Avec des femmes organisées, plus d’espoir pour l’avenir
Selon le rapport du COLEM et CDMCh auprès du Comité d’experts de la CEDAW, le système politique et juridique qui existe aujourd’hui au Chiapas « ne garantit pas l’accès des femmes à la justice sur un pied d’égalité avec les hommes et ignore totalement leurs besoins particuliers.» Le comité CEDAW a formulé une série de recommandations au gouvernement mexicain pour améliorer la situation des droits des femmes dans le pays. Parmi les recommandations du Comité de la CEDAW on trouve, par exemple, celles de prendre des mesures pour encourager les femmes à porter plainte, pour accélérer les arrestations liées à la violence contre les femmes, et pour prévenir, enquêter, poursuivre et limiter la violence contre les femmes défenseures des droits humains et les journalistes.

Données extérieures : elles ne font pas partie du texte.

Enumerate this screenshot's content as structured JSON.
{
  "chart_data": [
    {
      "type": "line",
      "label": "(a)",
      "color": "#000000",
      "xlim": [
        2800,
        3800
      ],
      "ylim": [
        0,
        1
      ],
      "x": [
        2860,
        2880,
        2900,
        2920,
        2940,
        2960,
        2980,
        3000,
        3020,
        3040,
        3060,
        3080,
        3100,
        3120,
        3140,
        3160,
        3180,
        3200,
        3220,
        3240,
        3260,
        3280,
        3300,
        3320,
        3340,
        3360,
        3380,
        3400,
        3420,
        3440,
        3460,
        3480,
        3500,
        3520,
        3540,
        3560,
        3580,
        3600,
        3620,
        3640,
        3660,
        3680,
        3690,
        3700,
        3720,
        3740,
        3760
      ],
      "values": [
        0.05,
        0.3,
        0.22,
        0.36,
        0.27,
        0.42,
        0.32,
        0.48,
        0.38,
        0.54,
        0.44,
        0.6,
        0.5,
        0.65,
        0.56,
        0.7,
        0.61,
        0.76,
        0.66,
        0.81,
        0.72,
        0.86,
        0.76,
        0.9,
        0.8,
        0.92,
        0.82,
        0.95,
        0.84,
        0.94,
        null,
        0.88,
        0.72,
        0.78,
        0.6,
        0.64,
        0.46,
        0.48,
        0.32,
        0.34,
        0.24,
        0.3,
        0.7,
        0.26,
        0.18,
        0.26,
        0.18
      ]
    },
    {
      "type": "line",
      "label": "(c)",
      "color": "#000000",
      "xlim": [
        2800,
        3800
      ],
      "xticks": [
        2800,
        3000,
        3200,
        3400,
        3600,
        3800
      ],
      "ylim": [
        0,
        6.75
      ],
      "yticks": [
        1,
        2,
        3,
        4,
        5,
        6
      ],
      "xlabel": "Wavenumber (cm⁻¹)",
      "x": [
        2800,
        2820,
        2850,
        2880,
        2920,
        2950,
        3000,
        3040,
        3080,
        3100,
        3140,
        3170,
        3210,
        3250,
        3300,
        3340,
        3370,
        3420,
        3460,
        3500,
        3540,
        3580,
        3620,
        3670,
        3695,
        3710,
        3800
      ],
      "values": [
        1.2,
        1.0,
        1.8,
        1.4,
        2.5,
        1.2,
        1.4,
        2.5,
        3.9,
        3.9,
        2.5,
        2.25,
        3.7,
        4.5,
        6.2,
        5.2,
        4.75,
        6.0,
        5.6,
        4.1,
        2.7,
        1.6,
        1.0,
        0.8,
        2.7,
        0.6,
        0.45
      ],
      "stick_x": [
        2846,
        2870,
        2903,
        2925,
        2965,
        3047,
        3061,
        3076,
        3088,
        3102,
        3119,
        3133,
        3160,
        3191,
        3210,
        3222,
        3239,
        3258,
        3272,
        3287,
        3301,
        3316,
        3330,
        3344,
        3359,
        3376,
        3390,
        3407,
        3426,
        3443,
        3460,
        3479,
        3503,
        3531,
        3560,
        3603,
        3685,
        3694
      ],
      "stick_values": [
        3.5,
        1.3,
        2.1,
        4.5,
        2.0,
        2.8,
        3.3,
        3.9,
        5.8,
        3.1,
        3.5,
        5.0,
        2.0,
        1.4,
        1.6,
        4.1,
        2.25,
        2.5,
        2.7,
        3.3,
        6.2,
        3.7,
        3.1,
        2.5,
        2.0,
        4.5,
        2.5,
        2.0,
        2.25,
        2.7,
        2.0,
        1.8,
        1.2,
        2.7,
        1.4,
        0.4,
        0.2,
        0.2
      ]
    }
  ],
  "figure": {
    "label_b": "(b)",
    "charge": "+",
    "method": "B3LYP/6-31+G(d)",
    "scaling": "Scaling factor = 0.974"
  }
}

Comme le souligne l’organisation Communication et Information de la Femme (CIMAC), la quantité de rapports élaborés pour la session de la CEDAW, en plus d’être un indicateur de la gravité de la situation vécue par les femmes dans le pays, reflète aussi une plus grande organisation et capacité de réaction des femmes. En dépit de tout le travail qui reste à faire pour améliorer la situation des femmes au Mexique, il ne faut pas pour autant oublier les luttes qu’elles mènent, ni les petites et grandes victoires qu’elles ont d’ores et déjà obtenues. Les Brigades Internationales de Paix (PBI, d’après ses sigles en anglais), ont publié en janvier 2012 un livre sur les défenseuses des droits humains dans lequel l’organisation mentionne que parmi les récents succès on trouve les arrêts de la Cour Interaméricaine des Droits de l’Homme (CoIDH) dans les cas d’Inés Fernández et de Valentina Rosendo, deux femmes indigènes qui avaient été violées par des soldats en 2002: «Chacune de ces sentences est le fruit du travail de nombreuses personnes, mais ces femmes qui ont affronté avec courage et persévérance les pressions, les menaces voire des agressions physiques, c’est elles qui ont maintenu ces processus de lutte en vie.» Au delà des sentences juridiques favorables, de plus en plus de femmes osent surmonter la peur et la honte, ne serait-ce que pour s’exprimer, que ce soit dans leur famille, dans leur communauté ou de manière publique. C’est une première étape essentielle pour que les changements nécessaires voient le jour.